I’d actually love the GOP to nominate Bachman for President or VP. If that wouldn’t be the death knell for the party, nothing would. But even the Republicans aren’t that stupid.

I didn’t reference Beck as a leader so much as an exemplar.

The Republican bar is set pretty low, however. With respect to relative intelligence, Beck is the prettiest girl in the leper colony.

The discussion seems to be centered on whether the Republicans could become a solid and coherent political force. As such, it is a valid discussion.

However, there is a separate option that could easily return the Republican Party to power either/both in congreass or/and the White House: if the current economy stumbles, again, or some other significant catastrophe hits the country, any number of folks who dumped the Republicans in Congress or who chose Obama over McCain could flop back the other direction.

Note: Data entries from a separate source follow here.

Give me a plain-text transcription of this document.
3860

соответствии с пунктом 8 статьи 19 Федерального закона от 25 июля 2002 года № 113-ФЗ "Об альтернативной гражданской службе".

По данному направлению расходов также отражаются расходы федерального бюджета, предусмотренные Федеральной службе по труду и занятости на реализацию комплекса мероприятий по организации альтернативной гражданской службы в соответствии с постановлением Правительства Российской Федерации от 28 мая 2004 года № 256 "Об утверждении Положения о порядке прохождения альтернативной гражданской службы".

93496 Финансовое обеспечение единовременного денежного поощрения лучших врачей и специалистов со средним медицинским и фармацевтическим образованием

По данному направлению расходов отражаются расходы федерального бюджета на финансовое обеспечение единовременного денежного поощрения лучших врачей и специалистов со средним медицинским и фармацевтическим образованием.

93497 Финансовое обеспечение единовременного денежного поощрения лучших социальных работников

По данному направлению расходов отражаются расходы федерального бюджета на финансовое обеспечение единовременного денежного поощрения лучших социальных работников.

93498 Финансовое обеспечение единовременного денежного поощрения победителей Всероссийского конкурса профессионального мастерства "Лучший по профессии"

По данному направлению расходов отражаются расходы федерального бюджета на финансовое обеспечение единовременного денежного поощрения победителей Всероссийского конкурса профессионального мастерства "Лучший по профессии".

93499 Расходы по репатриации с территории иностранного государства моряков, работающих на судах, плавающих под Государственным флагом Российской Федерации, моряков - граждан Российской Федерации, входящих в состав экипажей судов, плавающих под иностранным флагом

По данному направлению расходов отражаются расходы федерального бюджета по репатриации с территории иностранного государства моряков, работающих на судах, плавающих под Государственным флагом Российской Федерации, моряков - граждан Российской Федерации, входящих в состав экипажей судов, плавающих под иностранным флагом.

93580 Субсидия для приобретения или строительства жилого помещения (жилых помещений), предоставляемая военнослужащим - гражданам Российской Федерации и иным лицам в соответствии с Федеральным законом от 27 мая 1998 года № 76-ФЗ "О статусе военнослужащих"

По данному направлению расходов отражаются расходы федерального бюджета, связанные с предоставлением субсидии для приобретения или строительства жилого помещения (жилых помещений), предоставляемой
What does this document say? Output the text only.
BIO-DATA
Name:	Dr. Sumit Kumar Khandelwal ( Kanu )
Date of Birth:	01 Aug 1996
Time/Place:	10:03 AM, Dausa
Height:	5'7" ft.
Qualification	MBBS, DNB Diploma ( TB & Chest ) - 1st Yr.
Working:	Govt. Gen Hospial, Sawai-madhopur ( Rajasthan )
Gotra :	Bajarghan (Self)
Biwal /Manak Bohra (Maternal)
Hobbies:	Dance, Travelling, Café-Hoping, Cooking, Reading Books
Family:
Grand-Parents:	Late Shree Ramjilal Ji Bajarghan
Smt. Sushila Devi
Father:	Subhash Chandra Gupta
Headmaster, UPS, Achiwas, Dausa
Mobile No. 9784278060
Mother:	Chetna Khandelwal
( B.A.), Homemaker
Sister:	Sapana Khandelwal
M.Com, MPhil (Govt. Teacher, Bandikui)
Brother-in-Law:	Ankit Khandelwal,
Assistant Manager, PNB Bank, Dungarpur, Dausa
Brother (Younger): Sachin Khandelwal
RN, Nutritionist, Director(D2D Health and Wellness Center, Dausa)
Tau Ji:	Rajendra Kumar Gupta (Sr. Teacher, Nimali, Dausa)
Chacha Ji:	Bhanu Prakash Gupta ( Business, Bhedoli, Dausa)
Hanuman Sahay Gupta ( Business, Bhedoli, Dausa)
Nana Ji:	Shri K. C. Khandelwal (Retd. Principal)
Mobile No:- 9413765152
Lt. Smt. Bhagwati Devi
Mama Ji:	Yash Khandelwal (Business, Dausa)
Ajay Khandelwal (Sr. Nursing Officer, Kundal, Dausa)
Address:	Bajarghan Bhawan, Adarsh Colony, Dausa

There are more Democrats than Republicans, but there are far more RINOs, DINOs, and true independents than there are committed members of either partiy. Some of the claims I have seen here in other threads tend to display a serious lack of historical awareness. In 1990, GHWB was “clearly” unbeatable for the 1992 presidential race. In 1992, the Democrats secured a “generational” control of Congress. The 1992 and 1994 elections made shambles of both beliefs. All politics is local and it has not been established that the Democrats have actually secured local control of very district or that the issues on which they actually won, (as opposed to the beliefs of their firmest adherents), are cast in concrete for 2012, (or even 2010).

A new love interest?

I’m 60 years old, a lifelong Massachusetts resident. When I was growing up, my state, and New England in general, had lots of positive, mature Republicans, people with the gravitas and ethical standards of, say, Eliot Richardson. One doesn’t see much of the frothing-batshit ignoramus Republicans in these parts, but these days one doesn’t see many Republicans in general, not in public office anyway.

I really miss the old-fashioned Republicans. As an unabashed liberal, I say they’re sorely needed and sorely missed.

Maybe Petraeus, although the surge might not be viewed in the same light as it currently is in a couple of years. I’m hoping he stays out of it though. I’m looking forward to watching the GOP primary candidates spending months trying to publicly out-nutjob each other to get the nomination. If Petraeus takes part he’ll be sensible and muted about military and foreign policy and so prevent the other candidates from coming out with entertaining whackadoodle stuff.

Agreed. I am generally liberal and usually vote Democrat but I don’t embrace the thought of a liberal party, or any party for at matter, without viable opposition to keep it in check.

This is a contradiction in terms. You CANNOT consider yourself a republican (not even a RINO) and think that Obama is the best President you have seen in your lifetime. If you agree that much with Obama’s stated policy goals then you are a democrat. Or did you mean that he speaks really well?

I’m not a Republican, but I think that Lincoln was the best President in US history.

I also voted for Obama, and agree with many of his policy goals, but I’m not a Democrat.

What’s the crack about “speaking really well?”

I shouldn’t speak for Yorick, but I don’t see it as anything more than meaning he’s a great speech giver - like Reagan or Kennedy. The guy expresses ideas persuasively.

Somehow I doubt that’s what he meant. The implication (and this is standard on the far right) is that being a “good speaker” is ALL Obama is. That’s he just reads off a Teleprompter, that’s there’s nothing more to him, and that people who support him are stupid for falling for it.

This is something they need to believe, no matter how asinine it is.

Yep Clinton was bad times. Full employment, no wars, a balanced budget. How could we allow those thing to happen.

Poor Hannity. He used to be the “Great American”. Now it’s some…some…funny underwear-wearing Mormon!

-Joe

I don’t think you are ready to compare Obama to Lincoln…are you?

Are you a republican?

He speaks really well. Why does that have to be a crack?

No, Obama is more than just a great speaker. I don’t consider him an empty suit although I do believe he is in over his head. I think he is very adept at selling certain ideas to a public that would probably not be buying them otherwise. Of course, with his failure to get a public option for health care, I AM starting to rethink this.

Yeah, well, problem there is he isn’t actually trying to sell that idea. He’s letting it rot on the back shelf behind the stuck door in the outhouse nobody uses anymore.

-Joe

I can almost agree with you. But, what was that speech to Congress all about? What about all those damn town halls? I just can’t understand why he would NOT be trying to sell this idea unless he knows it will go down in flames anyway. But, if that’s the case, I assume he would have distanced himself from it ASAP.